NÁUFRAGOS
Tiraban de la correa del perro con furia. Asier propinó un empujón a Mikel, mientras Helena amenazaba con una sartén en alto. Roco observaba tembloroso la escena. Helena se salió con la suya (a pesar de saltarse dos turnos, así, con toda su jeta, bajaba las escaleras con Roco con un ataque de risa, sus hermanos la insultaban desde el hueco de las escaleras. Hubo un día, dos y muchos más, en que siempre había una excusa para no llevar al chucho a pasear. Hoy era el pasaporte que les permitía transitar sin multa por aquella ciudad fantasma.
El paseo se alargaba más de la lógica y cada día había un encuentro casual con un amigo. Se escondían con sus mascotas detrás de una enorme sequoia y sacaban entusiasmados sus cuatro latas de volldamm; se besaban, se metían mano, con el único control de no ser vistos por las patrullas de las fuerzas del orden que barrían toda la ciudad en esos días surrealistas. Helena estaba enamorada, justo un mes antes de esa cuarentena (propia de un argumento de película de serie B), había conocido a Urko, un macarra del extrarradio, que le hacía poner los ojos en blanco por su destreza en eso del sexo.
Volvía a casa iluminada, despeinada y despreocupada por el broncón que le esperaba en casa. Su madre y sus dos hermanos estarían furiosos, pero tras esos dos extraordinarios orgasmos, nada importaba, salvo todos los clímax que le restaban por experimentar con Urko.
Helena no había hablado en casa de su idilio, pero María supo desde el primer momento que su hija se había colgado enfermizamente de alguien, no escuchaba, canturreaba, chateaba a todas horas y reía sin parar: blanco y en botella.
Mikel y Asier, los mellizos, no se enteraban, ocupaban todo su tiempo y sus neuronas en jugar a la Play, en mirar vídeos porno gratis, en devorar comida basura y en pelearse sin motivo a puñetazos, éste, era un desahogo natural en esas circunstancias. Terminaban el día exhaustos y se iban a dormir, caían roques en décimas de segundo, nada les inquietaba, a lo sumo, la suspensión de todos los torneos de fútbol, pero ni eso.
María ocupaba esos largos días en la cocina (le encantaba cocinar); en limpiar toda la porquería que acumulaban esos tres adolescentes egoístas; en hacer respiraciones y meditación; en esa aplicación de crucigramas, en la que iba a alcanzar la pantalla 3200; en chatear y hacer skype con sus amigas y con su amante por las tardes (un cuarto de hora con las primeras). A veces, cansada, miraba a sus hijos, y sentía, con mucha presión en el pecho, que eran perfectos desconocidos, que habían crecido a un ritmo vertiginoso, tenía algo de irreal también tener la certeza de que eran suyos.
Retrocedía en el tiempo para habitar en su mente aquella época en la que conoció a Rubén, su ex marido que luego la maltrataría y que más tarde la abandonaría a ella y a sus tres retoños, cuando apenas los mellizos comenzaban a decir “papá”. En esos días de confusión, miedo y extrañeza, María entraba en un bucle de locura, dentro de una extraña pero cómoda calma.

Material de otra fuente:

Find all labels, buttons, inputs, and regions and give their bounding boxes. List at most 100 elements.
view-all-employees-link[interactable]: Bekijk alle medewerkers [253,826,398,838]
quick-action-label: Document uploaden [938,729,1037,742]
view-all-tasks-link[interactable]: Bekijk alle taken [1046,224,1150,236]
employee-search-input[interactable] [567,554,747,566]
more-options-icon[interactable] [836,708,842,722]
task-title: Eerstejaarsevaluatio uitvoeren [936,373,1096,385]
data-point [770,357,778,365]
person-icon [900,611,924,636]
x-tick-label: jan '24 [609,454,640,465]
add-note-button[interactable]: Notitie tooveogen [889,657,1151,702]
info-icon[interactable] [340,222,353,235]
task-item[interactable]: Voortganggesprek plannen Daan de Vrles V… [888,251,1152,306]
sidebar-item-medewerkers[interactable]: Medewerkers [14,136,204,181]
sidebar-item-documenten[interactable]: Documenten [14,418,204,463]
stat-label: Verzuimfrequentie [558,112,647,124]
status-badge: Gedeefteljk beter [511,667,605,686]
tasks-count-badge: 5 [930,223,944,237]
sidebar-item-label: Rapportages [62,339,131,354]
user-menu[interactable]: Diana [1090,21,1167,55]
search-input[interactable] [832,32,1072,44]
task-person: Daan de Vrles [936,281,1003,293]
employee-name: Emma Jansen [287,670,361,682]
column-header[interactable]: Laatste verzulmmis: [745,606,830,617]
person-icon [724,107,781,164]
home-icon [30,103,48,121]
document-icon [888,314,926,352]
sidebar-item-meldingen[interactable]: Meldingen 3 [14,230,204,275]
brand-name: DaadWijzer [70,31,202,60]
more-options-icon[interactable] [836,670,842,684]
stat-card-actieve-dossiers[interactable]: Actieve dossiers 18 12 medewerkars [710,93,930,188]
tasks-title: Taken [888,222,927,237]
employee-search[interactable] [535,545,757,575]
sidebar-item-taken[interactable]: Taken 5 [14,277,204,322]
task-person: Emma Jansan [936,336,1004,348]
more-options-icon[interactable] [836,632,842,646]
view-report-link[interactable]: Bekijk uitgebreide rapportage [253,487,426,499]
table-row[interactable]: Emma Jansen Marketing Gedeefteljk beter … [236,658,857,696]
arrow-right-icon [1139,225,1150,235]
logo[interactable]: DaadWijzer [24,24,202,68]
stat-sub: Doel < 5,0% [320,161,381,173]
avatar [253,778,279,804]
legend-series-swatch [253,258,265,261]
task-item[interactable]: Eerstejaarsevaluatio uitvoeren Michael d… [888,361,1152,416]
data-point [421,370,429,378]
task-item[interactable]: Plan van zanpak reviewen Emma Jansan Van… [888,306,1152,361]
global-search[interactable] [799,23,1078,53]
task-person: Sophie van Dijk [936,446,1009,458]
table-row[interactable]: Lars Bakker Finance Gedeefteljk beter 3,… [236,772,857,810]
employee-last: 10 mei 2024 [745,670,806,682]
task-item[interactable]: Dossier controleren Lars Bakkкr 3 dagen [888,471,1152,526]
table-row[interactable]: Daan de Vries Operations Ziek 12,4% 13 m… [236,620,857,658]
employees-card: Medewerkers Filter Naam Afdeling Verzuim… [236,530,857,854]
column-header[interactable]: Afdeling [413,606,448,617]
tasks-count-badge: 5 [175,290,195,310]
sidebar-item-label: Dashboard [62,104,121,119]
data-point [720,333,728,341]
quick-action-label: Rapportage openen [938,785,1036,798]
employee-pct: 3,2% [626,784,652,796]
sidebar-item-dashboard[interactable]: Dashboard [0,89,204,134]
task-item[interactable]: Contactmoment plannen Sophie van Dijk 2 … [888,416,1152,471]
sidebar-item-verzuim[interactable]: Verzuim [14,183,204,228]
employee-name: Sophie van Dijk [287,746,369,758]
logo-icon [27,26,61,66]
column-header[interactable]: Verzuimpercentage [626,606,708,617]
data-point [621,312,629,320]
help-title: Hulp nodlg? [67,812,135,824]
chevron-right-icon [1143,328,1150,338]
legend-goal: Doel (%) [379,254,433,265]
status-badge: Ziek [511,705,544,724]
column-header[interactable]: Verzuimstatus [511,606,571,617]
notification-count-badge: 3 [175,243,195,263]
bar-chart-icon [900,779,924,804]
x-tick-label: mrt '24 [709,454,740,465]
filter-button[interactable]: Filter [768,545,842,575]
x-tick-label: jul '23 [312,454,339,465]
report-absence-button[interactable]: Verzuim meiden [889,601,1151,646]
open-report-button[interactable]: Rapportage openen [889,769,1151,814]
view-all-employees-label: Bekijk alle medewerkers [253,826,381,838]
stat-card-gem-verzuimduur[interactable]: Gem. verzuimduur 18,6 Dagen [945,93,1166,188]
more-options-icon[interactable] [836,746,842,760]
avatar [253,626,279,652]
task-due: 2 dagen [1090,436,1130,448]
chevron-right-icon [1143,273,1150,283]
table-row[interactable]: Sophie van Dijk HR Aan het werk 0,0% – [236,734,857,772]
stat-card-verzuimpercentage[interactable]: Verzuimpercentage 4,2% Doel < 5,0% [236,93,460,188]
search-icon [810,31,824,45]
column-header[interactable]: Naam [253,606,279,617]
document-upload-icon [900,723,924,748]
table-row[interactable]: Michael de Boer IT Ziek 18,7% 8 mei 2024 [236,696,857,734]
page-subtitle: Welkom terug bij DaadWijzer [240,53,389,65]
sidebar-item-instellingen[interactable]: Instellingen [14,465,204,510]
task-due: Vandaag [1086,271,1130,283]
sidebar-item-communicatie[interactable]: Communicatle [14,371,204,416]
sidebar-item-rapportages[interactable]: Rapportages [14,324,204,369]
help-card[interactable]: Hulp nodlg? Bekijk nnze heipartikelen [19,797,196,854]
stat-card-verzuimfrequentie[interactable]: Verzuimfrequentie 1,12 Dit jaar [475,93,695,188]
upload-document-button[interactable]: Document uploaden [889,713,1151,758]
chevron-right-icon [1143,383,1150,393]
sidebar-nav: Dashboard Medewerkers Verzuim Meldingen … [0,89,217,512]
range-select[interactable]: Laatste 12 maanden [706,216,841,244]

Eran las 20 horas, salió al balcón y aplaudió por inercia, sin saber porqué y una lágrima que hacía un pulso entre la alegría y el desasosiego cayó por su mejilla, al tiempo que escuchó al vecino del cuarto gritar: “hola Don Pepito!!!!”, ella contestó: “hola Don José”!!, sin saber de nuevo porqué. Cerró el balcón y corrió a abrazar a sus hijos, como si fuesen su tabla de salvación.
Se nos brinda la ocasión única de meditar, de sentir las cosas hacia adentro, de hacer balance y de tomar decisiones, de amar y de odiar de modo sincero, de recurrir a nuestro yo y de conocernos en este encierro tan jodido como maravilloso. Somos náufragos, pero este mar está repleto de tablas de salvación, es la oportunidad de encontrarlas.